That looks okay, but changing d_rehash to d_add still means you're doing
te d_instantiate(dn, NULL) in the d_unhashed case; is there a reason you
changed that line? Is the dentry_rcuwalk_invalidate in __d_instantiate is
important before rehashing?
> As an aside, tracking back to the originating fs method is
> painful as hell ;-/ I _think_ that rehash can be hit during ->lookup()
> returning a negative, but I wouldn't bet a dime on it not happening from
> other methods... AFAICS, the change should be OK regardless of what
> it's been called from, but... _ouch_. Is is documented anywhere public?
It is a pain to follow, yes. FWIW this whole block is predicated in
req->r_locked_dir being non-NULL (i.e., VFS holds dir->i_mutex), which is
only true for lookup, create operations (mkdir/mknod/symlink/etc.),
atomic_open, and the .get_name export op. There's not much documentation
beyond a description of the meaning of fields (e.g. r_locked_dir) in
fs/ceph/mds_client.h ...
sage
On Mon, Mar 07, 2016 at 06:25:13AM -0500, Sage Weil wrote:
> That looks okay, but changing d_rehash to d_add still means you're doing
> te d_instantiate(dn, NULL) in the d_unhashed case; is there a reason you
> changed that line? Is the dentry_rcuwalk_invalidate in __d_instantiate is
> important before rehashing?
d_add() gets uninlined in my queue, along with some locking massage to avoid
extra bouncing of ->d_lock we do for no good reason. So that call is also
going away.
> > As an aside, tracking back to the originating fs method is
> > painful as hell ;-/ I _think_ that rehash can be hit during ->lookup()
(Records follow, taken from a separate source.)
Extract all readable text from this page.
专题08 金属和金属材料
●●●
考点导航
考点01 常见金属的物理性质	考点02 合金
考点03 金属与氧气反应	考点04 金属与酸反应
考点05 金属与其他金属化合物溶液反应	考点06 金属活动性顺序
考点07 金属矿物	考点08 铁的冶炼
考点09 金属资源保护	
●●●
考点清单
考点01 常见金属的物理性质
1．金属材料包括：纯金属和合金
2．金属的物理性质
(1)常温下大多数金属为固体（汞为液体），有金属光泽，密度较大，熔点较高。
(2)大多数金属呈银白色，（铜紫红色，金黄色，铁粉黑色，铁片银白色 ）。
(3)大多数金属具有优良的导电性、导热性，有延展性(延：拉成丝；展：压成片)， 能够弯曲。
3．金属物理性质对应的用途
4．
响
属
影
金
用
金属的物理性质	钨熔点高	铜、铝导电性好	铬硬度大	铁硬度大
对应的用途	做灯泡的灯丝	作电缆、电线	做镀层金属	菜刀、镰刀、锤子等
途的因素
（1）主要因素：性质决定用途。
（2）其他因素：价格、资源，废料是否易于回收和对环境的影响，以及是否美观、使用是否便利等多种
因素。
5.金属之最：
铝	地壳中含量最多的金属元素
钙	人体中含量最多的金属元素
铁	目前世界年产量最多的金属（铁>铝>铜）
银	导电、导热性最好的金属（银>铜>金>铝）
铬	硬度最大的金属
> > returning a negative, but I wouldn't bet a dime on it not happening from
> > other methods... AFAICS, the change should be OK regardless of what
> > it's been called from, but... _ouch_. Is is documented anywhere public?
>
> It is a pain to follow, yes. FWIW this whole block is predicated in
> req->r_locked_dir being non-NULL (i.e., VFS holds dir->i_mutex), which is
> only true for lookup, create operations (mkdir/mknod/symlink/etc.),
> atomic_open, and the .get_name export op. There's not much documentation
> beyond a description of the meaning of fields (e.g. r_locked_dir) in
> fs/ceph/mds_client.h ...
Yes. Now consider the plans to make ->i_mutex an rwsem and weaken it for
->lookup() (i.e. held only shared when it's held for lookup alone). IOW,
the aforementioned queue... I would rather avoid d_rehash() in ->lookup()
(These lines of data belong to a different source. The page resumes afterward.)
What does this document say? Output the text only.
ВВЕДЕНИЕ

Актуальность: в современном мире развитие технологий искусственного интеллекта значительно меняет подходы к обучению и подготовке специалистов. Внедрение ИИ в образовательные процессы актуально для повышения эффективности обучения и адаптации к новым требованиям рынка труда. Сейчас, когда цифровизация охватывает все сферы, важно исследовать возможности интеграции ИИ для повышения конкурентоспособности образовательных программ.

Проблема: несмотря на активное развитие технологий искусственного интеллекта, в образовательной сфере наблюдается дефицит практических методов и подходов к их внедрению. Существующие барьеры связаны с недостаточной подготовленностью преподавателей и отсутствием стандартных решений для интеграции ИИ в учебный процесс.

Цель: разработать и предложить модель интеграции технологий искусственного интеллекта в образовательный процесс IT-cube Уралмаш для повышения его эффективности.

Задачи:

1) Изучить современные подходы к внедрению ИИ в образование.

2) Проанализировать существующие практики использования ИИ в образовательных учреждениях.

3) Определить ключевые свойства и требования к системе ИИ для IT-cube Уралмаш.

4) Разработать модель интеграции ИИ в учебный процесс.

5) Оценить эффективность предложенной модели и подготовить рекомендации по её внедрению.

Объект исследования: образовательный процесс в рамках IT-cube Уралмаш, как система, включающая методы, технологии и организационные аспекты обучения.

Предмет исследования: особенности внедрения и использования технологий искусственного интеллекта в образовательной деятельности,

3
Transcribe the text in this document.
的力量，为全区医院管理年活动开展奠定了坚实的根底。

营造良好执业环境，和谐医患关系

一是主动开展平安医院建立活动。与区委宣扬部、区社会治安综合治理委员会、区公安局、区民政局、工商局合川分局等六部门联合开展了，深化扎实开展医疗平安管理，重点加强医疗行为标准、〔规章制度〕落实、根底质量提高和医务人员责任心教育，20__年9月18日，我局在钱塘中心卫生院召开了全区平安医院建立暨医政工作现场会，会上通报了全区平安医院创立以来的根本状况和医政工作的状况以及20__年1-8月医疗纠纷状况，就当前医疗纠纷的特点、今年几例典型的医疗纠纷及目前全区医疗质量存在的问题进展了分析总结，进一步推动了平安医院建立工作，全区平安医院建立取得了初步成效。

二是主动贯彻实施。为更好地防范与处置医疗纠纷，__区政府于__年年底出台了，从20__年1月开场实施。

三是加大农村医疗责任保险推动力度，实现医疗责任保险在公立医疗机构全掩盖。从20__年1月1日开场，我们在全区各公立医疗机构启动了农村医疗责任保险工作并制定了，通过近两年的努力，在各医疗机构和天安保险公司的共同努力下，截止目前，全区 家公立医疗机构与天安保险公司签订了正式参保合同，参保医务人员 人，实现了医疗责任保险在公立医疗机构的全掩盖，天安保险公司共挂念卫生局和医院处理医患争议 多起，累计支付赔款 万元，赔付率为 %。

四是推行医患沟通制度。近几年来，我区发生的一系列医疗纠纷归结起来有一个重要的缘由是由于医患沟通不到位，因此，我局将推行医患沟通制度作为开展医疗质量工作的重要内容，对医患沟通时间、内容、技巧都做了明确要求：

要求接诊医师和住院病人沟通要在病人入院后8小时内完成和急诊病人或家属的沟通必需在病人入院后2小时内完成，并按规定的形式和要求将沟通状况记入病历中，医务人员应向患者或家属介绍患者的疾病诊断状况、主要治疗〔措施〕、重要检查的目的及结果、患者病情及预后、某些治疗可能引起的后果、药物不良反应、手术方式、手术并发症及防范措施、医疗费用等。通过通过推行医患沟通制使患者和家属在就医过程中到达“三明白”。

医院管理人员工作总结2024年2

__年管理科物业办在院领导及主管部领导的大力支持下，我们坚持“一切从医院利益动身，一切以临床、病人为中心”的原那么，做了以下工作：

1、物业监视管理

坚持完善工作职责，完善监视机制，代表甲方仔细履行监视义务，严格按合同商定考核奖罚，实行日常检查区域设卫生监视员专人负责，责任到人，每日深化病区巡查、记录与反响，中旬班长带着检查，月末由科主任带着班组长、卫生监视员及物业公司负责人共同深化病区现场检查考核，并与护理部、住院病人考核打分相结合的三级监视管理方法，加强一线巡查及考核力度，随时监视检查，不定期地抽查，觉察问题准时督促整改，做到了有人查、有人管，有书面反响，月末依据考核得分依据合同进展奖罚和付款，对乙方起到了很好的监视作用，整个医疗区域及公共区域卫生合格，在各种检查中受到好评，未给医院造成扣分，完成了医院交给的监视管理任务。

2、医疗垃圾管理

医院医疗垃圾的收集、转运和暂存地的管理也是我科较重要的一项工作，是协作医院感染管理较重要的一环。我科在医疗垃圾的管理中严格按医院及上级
instances; the tricky part is that we want to avoid parallel lookups on
the *same* name, so we need an "in parallel lookup" state for dentries and
mechanism allowing to wait for it to be finished. d_add()/d_splice_alias()
on such a dentry would take it out of that state and I would rather
avoid dealing with it in d_rehash()...
I was going to post the series last week, got sidetracked on various fun
things I'd found (ecryptfs and lustre). Hopefully will get all of that
sorted out and the whole series posted for review tomorrow or on Wednesday...